To build our neural network, we simply start by clicking Classifier on the left. The Neural Network default settings might work ok, but you can fine tune them if you need to. More information on the settings can be found in the documentation located here.
Here are our neural network settings and architecture, which work very well for our data.
By enabling Data augmentation, Edge Impulse will make small changes and variations to the dataset, making it more resilient and improving the overall performance by preventing overfitting. Here we used 1-D convolutional architecture which works great for keyword spotting. Let’s take a look at the resulting performance to validate our mode and ensure it’s doing what we expect.
Our dataset is not really that large, and yet we got 94.4% accuracy, so this is pretty good and we can proceed with this model.

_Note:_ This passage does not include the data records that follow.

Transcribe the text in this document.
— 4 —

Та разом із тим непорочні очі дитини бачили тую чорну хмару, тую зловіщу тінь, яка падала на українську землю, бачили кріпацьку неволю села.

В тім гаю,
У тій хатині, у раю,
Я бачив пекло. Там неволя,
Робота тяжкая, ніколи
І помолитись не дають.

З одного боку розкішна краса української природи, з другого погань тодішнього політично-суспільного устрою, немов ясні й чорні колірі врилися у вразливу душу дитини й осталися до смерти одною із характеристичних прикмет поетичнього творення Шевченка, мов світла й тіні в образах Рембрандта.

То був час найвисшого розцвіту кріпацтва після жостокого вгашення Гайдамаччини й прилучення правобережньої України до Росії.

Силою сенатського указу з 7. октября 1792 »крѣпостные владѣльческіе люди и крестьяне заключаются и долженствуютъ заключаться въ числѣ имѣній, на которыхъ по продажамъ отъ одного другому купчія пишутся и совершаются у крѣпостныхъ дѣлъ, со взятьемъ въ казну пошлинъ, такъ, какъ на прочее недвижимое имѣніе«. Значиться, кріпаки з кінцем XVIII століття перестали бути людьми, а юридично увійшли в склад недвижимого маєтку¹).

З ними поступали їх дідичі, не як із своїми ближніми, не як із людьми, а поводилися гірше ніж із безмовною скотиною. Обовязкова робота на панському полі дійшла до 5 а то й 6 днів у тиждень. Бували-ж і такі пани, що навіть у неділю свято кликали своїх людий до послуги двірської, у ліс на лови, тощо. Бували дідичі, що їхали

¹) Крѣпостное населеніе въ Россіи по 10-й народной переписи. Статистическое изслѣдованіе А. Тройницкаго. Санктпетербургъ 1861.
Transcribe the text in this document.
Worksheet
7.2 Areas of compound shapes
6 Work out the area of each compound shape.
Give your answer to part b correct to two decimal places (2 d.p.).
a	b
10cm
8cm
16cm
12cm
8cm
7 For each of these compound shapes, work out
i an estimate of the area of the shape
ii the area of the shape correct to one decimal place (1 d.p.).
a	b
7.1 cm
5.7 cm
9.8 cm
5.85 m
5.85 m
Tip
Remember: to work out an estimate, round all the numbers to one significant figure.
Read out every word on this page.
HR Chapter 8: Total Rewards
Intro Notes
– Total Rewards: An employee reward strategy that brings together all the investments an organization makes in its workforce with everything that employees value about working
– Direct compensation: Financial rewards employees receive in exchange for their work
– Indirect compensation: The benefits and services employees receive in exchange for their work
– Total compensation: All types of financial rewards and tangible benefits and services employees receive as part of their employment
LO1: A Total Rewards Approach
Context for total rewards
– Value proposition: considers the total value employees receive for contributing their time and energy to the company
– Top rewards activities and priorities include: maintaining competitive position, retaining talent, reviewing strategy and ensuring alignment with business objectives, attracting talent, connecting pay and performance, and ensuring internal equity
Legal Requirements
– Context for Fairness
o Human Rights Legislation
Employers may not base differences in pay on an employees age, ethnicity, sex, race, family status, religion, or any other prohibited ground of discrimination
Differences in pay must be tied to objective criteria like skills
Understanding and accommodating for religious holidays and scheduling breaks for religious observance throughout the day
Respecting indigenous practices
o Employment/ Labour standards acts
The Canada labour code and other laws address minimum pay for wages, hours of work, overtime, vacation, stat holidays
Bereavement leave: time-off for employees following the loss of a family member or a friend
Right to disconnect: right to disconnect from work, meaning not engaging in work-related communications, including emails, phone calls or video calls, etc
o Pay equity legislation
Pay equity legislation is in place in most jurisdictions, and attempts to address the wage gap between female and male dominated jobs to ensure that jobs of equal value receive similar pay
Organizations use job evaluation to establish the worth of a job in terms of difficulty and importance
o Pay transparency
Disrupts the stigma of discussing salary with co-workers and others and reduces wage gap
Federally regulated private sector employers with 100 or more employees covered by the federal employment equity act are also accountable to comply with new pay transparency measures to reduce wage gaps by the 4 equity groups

The next step in the process is to test the model on some new, unseen data before deploying it in the real world.
When we collected data, we set aside that 4 minutes and 47 seconds of data for Testing, which was not used in the creation and training of the model. Now it can be used for Testing, by simply clicking on Model Testing on the left.
After letting it run, it looks like we got around 87% accuracy. Not as high as our predicted 94% accuracy, but still very good.
To deploy our model onto the device, back in the mobile App you can simply go to the Deployment tab and click on the Build option. The App will start building our project, and then deploy the firmware directly to our Thingy:53 upon completion.
After successfully deploying the model to the device, we can start our inferencing by switching to the Inferencing tab in the App.
This video shows real-time inferencing in the Thingy:53.
This project showed how to teach a Thingy:53 to recognize a keyword, commonly known as “keyword spotting”. The process began with recording the word we are interested in recognizing, ensuring we have enough data for a quality dataset, building an Edge Impulse machine learning model, then deploying the model to the device. The keyword used in this project was “Accident”, though any word could be used. Further work on this topic could then add new capabilities beyond the keyword spotting to add voice recording, logging to a dashboard, or similar expanded functionality.